As shown in fig. 5, the crystal growth control apparatus 500 for the shouldering process according to the embodiment of the present invention includes a presetting module 501, a diameter measuring device 502, a comparing module 503, a PID control module 504 and a process parameter setting module 505.

The presetting module 501 is used for presetting crystal growth angle set values at different stages of the shouldering process and crystal growth process parameter set values at different stages of the shouldering process;

the diameter measuring device 502 is used for obtaining the crystal diameters at different stages of the shouldering process, calculating the change value of the obtained crystal diameter and the change value of the crystal length, and calculating the crystal growth angle value by using the ratio of the change value of the crystal diameter to the change value of the crystal length;

a comparing module 503, configured to compare the crystal growth angle value with the crystal growth angle set value to obtain a difference value;

the PID control module 504 is used for taking the difference value as an input variable of the PID control module, calculating a regulating value of a crystal growth process parameter through a PID algorithm, and taking the regulating value as an output variable of the PID control module;

and a process parameter setting module 505 for adding the adjustment value of the crystal growth process parameter and the set value of the crystal growth process parameter to obtain the process parameter of the actual crystal growth process.

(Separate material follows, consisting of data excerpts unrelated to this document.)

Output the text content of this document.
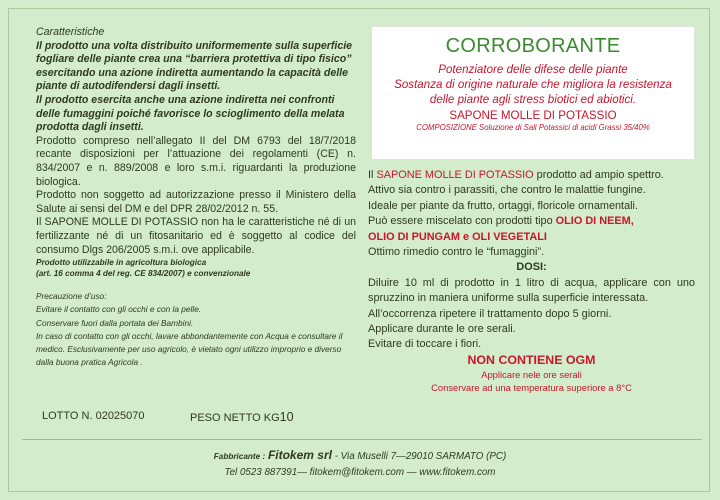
Caratteristiche

Il prodotto una volta distribuito uniformemente sulla superficie fogliare delle piante crea una “barriera protettiva di tipo fisico” esercitando una azione indiretta aumentando la capacità delle piante di autodifendersi dagli insetti.

Il prodotto esercita anche una azione indiretta nei confronti delle fumaggini poiché favorisce lo scioglimento della melata prodotta dagli insetti.

Prodotto compreso nell’allegato II del DM 6793 del 18/7/2018 recante disposizioni per l’attuazione dei regolamenti (CE) n. 834/2007 e n. 889/2008 e loro s.m.i. riguardanti la produzione biologica.

Prodotto non soggetto ad autorizzazione presso il Ministero della Salute ai sensi del DM e del DPR 28/02/2012 n. 55.

Il SAPONE MOLLE DI POTASSIO non ha le caratteristiche né di un fertilizzante né di un fitosanitario ed è soggetto al codice del consumo Dlgs 206/2005 s.m.i. ove applicabile.

Prodotto utilizzabile in agricoltura biologica

(art. 16 comma 4 del reg. CE 834/2007) e convenzionale

Precauzione d’uso:

Evitare il contatto con gli occhi e con la pelle.

Conservare fuori dalla portata dei Bambini.

In caso di contatto con gli occhi, lavare abbondantemente con Acqua e consultare il medico. Esclusivamente per uso agricolo, è vietato ogni utilizzo improprio e diverso dalla buona pratica Agricola .

LOTTO N. 02025070	PESO NETTO KG10
CORROBORANTE
Potenziatore delle difese delle piante
Sostanza di origine naturale che migliora la resistenza delle piante agli stress biotici ed abiotici.
SAPONE MOLLE DI POTASSIO
COMPOSIZIONE Soluzione di Sali Potassici di acidi Grassi 35/40%

Il SAPONE MOLLE DI POTASSIO prodotto ad ampio spettro.

Attivo sia contro i parassiti, che contro le malattie fungine.

Ideale per piante da frutto, ortaggi, floricole ornamentali.

Può essere miscelato con prodotti tipo OLIO DI NEEM,

OLIO DI PUNGAM e OLI VEGETALI

Ottimo rimedio contro le “fumaggini”.

DOSI:

Diluire 10 ml di prodotto in 1 litro di acqua, applicare con uno spruzzino in maniera uniforme sulla superficie interessata.

All’occorrenza ripetere il trattamento dopo 5 giorni.

Applicare durante le ore serali.

Evitare di toccare i fiori.

NON CONTIENE OGM

Applicare nele ore serali

Conservare ad una temperatura superiore a 8°C

Fabbricante : Fitokem srl - Via Muselli 7—29010 SARMATO (PC)
Tel 0523 887391— fitokem@fitokem.com — www.fitokem.com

Specifically, the presetting module 501 presets the crystal growth angle set value θ, the crystal pulling speed set value and/or the temperature set value at different shouldering times or different crystal lengths in the shouldering process; the diameter measuring device 502 obtains the crystal diameters at different stages of the shouldering process, calculates and obtains a crystal diameter variation value delta Dia and a crystal length variation value delta L, and calculates a crystal growth angle value theta' to be 2arctan (delta Dia/delta L) by using a ratio delta Dia/delta L between the crystal diameter variation value and the crystal length variation value; the comparison module 503 compares the crystal growth angle value θ' with the crystal growth angle set value θ to obtain a difference value Δ θ; the PID control module 504 takes the difference value Δ θ as an input variable of a PID algorithm, and calculates a pull rate adjustment value and/or a temperature adjustment value as an output variable of the PID control module through the PID algorithm; the process parameter setting module 505 adds the adjustment value of the crystal pulling speed and the set value of the crystal pulling speed to obtain the crystal pulling speed in the actual crystal growing process, and adds the adjustment value of the temperature and the set value of the temperature to obtain the temperature in the actual crystal growing process.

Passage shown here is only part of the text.